In 2010, a divided Ninth Circuit overturned a conviction Missakian had secured under the Stolen Valor Act against a water board official who lied about receiving a Medal of Honor when he’d never even served in the U.S. military. Missakian argued that Congress has the authority to protect the integrity of military medals and that deliberate falsehoods were more severe than white lies.
In the 2000s, he prosecuted a Chinese spy who leaked submarine secrets, helped secure an indictment against an ICE file clerk who lied to receive government housing assistance and built the case against comedian and Oakland native Paul Mooney’s grandson, Adonis Gladney, who raked in millions selling counterfeit software, including to the United States Marine Corps, according to court records and published reports.
In 2009, Missakian forced a blogger to apologize to Guns N’ Roses for leaking the rock band’s album online. Missakian requested prison time, arguing the case needed to send a message about piracy, but a judge sentenced the defendant to home detention, probation and an apology.
Last year, as a defense attorney, Missakian defended a fellow lawyer, Fred Minassian, who pleaded guilty to making false statements to the government to thwart an investigation into a fraudulent opioid prescription scheme. Missakian argued for leniency, describing Minassian as an immigrant who “struggled as a boy to make his way” and “devoted himself to helping other immigrants navigate what is often a confusing, opaque, and frightening criminal justice system.”
Missakian is a longtime member of the Armenian Bar Association, which issued a statement praising him as “a respected litigator and proud Armenian American” who “exemplifies integrity, excellence, and public service.”
Missakian will take office May 27, and said he expects to issue a statement detailing his priorities as a prosecutor. For the past eight years, federal prosecutors in the Bay Area have taken on hundreds of drug cases, primarily focused on San Francisco’s fentanyl markets in the Tenderloin neighborhood.

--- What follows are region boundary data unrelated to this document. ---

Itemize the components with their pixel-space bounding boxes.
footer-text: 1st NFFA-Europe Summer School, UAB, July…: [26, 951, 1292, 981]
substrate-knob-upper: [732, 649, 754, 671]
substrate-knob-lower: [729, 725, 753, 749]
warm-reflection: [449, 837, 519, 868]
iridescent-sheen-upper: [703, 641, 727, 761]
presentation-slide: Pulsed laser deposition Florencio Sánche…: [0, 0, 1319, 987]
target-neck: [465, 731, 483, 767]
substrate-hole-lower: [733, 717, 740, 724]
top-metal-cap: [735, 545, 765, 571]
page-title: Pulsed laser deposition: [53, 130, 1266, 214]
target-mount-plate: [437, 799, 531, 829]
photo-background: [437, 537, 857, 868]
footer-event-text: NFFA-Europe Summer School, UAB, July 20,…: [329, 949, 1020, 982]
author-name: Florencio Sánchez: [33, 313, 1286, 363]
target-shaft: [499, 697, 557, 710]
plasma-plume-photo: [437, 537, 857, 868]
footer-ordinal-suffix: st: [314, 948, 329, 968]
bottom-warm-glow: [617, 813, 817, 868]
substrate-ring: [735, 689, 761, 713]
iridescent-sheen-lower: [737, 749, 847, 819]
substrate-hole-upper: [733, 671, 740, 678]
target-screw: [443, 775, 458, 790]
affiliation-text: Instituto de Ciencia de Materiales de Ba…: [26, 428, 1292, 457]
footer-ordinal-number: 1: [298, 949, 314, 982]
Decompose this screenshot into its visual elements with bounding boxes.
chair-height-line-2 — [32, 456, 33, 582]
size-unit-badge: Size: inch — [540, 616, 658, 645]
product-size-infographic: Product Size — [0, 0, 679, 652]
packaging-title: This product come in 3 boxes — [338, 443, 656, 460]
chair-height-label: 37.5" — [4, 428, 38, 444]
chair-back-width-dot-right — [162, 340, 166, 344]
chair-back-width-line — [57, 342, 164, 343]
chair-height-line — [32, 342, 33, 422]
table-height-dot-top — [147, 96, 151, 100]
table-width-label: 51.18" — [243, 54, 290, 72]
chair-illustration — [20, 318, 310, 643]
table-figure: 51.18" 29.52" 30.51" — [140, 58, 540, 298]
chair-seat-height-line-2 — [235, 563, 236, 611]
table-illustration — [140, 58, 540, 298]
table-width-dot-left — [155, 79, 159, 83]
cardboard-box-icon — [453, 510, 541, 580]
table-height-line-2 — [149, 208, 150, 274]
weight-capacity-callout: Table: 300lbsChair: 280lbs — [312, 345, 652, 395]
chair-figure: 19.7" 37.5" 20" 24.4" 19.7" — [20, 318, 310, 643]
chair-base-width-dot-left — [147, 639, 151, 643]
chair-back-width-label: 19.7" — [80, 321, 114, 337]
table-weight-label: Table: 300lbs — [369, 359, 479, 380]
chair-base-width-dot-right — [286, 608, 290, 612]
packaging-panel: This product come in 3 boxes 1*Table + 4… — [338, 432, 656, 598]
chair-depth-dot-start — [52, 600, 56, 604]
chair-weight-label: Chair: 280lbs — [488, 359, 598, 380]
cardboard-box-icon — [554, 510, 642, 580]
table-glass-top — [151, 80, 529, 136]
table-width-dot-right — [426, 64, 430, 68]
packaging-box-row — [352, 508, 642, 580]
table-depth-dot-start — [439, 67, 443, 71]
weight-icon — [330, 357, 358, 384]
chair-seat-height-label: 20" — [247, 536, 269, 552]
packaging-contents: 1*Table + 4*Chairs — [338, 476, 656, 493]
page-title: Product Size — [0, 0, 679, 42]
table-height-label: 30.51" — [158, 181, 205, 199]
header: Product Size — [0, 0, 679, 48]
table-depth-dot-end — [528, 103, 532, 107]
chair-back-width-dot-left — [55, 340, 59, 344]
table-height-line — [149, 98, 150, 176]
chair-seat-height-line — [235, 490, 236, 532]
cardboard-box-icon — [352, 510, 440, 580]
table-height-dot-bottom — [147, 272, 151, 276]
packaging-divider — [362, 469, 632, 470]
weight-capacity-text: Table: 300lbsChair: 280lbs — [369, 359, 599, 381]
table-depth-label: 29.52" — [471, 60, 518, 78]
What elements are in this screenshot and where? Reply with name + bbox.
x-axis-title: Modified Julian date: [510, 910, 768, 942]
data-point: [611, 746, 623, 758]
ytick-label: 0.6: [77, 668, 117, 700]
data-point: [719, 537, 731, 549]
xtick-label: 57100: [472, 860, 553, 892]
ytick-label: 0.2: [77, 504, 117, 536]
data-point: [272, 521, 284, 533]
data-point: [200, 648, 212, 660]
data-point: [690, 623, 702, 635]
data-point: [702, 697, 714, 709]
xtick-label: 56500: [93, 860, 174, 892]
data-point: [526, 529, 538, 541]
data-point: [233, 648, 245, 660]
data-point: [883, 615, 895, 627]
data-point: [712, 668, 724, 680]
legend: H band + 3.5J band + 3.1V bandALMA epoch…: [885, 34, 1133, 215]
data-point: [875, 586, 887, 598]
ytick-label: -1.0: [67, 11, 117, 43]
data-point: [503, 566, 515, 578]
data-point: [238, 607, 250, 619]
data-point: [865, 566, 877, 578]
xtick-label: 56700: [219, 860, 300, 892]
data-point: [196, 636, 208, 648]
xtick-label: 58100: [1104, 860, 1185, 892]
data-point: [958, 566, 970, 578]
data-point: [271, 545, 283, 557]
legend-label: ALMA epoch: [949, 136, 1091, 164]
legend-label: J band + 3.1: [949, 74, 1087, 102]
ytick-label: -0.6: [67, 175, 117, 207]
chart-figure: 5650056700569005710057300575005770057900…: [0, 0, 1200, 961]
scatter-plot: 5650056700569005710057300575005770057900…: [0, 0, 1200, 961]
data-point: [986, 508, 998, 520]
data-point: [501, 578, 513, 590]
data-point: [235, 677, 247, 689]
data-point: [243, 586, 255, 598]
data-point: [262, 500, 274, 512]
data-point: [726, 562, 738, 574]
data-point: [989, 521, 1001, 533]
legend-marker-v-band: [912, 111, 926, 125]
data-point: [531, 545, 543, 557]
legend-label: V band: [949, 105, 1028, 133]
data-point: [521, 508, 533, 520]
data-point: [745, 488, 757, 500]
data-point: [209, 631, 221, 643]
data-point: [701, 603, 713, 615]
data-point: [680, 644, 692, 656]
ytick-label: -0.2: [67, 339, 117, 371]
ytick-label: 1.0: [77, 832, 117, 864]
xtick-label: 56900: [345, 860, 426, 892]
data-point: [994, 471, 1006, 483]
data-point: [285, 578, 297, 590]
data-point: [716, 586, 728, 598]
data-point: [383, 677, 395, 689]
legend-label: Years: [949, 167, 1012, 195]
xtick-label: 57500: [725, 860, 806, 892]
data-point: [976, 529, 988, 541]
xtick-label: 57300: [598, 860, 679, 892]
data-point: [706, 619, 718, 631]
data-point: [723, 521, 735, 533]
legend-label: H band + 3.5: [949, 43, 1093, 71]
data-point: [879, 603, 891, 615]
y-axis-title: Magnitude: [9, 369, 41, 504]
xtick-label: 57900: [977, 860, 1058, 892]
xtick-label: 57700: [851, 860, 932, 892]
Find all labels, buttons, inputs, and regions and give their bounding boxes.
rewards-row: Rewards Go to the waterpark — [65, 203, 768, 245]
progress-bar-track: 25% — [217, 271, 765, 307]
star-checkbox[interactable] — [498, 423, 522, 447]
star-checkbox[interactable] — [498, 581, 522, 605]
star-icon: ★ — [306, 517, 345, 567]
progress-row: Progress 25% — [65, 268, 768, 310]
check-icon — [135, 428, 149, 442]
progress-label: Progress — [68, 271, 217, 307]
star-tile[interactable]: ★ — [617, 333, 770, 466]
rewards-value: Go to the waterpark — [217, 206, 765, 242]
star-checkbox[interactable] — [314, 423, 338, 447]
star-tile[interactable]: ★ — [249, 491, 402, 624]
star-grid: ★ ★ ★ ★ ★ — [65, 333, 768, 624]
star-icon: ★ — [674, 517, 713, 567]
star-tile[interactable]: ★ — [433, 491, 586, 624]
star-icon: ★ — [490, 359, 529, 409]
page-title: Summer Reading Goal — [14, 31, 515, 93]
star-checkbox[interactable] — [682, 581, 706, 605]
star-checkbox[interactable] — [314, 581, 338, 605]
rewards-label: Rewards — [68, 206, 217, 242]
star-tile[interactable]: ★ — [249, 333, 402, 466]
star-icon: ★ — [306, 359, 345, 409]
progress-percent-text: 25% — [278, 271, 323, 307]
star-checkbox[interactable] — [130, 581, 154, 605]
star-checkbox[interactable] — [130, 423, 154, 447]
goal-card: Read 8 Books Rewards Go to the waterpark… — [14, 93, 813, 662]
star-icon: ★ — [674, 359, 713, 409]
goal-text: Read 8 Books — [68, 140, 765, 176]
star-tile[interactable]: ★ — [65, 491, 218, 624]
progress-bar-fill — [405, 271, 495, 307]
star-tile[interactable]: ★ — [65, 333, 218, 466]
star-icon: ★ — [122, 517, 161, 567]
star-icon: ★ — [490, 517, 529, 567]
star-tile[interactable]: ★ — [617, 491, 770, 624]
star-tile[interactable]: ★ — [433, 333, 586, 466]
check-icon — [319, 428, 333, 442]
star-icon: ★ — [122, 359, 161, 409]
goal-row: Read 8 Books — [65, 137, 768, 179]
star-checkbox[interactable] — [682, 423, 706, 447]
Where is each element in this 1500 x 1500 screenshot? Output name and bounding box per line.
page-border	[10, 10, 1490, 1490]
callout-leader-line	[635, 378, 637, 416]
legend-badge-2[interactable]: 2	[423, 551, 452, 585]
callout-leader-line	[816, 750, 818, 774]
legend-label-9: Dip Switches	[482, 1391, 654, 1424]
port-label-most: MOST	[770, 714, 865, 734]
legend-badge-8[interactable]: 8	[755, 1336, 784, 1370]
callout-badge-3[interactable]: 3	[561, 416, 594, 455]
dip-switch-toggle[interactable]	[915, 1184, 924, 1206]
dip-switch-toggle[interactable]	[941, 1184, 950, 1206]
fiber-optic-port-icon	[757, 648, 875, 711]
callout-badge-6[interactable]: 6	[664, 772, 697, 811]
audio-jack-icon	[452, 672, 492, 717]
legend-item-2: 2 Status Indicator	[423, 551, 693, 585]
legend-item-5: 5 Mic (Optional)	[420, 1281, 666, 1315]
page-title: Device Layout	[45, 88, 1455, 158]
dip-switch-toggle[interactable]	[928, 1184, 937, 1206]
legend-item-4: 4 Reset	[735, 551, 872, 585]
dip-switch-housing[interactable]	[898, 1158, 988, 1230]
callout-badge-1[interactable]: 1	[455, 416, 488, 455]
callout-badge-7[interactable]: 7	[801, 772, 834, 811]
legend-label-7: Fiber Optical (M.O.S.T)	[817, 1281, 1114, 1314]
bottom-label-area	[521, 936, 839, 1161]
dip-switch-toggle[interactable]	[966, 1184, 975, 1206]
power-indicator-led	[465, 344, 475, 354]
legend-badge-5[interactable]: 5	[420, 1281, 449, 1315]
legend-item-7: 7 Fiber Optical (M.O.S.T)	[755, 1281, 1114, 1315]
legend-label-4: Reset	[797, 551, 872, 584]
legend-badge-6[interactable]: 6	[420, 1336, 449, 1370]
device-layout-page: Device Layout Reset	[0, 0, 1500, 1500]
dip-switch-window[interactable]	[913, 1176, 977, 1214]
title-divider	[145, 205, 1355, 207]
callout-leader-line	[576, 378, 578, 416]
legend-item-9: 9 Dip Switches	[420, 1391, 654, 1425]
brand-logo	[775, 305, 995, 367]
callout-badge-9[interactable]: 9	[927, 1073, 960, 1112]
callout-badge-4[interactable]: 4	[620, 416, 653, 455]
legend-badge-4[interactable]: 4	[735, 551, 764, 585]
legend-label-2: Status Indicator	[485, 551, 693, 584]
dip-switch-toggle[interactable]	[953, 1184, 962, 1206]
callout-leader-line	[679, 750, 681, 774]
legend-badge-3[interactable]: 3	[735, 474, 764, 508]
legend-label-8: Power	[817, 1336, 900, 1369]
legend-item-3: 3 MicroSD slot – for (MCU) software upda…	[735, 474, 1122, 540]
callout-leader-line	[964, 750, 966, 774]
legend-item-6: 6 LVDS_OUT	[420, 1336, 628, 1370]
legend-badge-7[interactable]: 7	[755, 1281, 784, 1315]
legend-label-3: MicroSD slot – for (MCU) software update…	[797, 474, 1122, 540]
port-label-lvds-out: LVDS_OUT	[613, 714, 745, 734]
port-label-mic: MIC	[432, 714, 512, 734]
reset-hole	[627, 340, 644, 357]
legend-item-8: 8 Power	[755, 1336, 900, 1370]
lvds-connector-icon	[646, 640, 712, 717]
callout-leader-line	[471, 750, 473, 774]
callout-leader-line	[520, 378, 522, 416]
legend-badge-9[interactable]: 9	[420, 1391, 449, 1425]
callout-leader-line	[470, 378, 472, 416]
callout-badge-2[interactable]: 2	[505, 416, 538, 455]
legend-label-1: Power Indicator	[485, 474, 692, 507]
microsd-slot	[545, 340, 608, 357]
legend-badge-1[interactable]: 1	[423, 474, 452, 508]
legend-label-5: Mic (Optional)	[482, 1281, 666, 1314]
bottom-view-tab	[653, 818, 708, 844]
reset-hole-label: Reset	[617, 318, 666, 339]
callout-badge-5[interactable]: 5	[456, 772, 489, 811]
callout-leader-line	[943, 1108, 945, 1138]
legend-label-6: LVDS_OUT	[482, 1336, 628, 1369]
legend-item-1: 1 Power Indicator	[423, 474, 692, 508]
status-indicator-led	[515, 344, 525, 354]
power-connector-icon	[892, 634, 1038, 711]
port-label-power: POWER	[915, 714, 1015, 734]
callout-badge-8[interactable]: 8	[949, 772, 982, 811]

Recently, the office has prosecuted several Antioch and Pittsburg police officers charged in a sprawling misconduct case. A conspiracy and bribery case against former Oakland Mayor Sheng Thao, her longtime romantic partner and the father-and-son duo — David and Andy Duong — who operated Oakland’s contracted recycling company is ongoing, with recent reports suggesting David Duong may be seeking a pardon from Trump.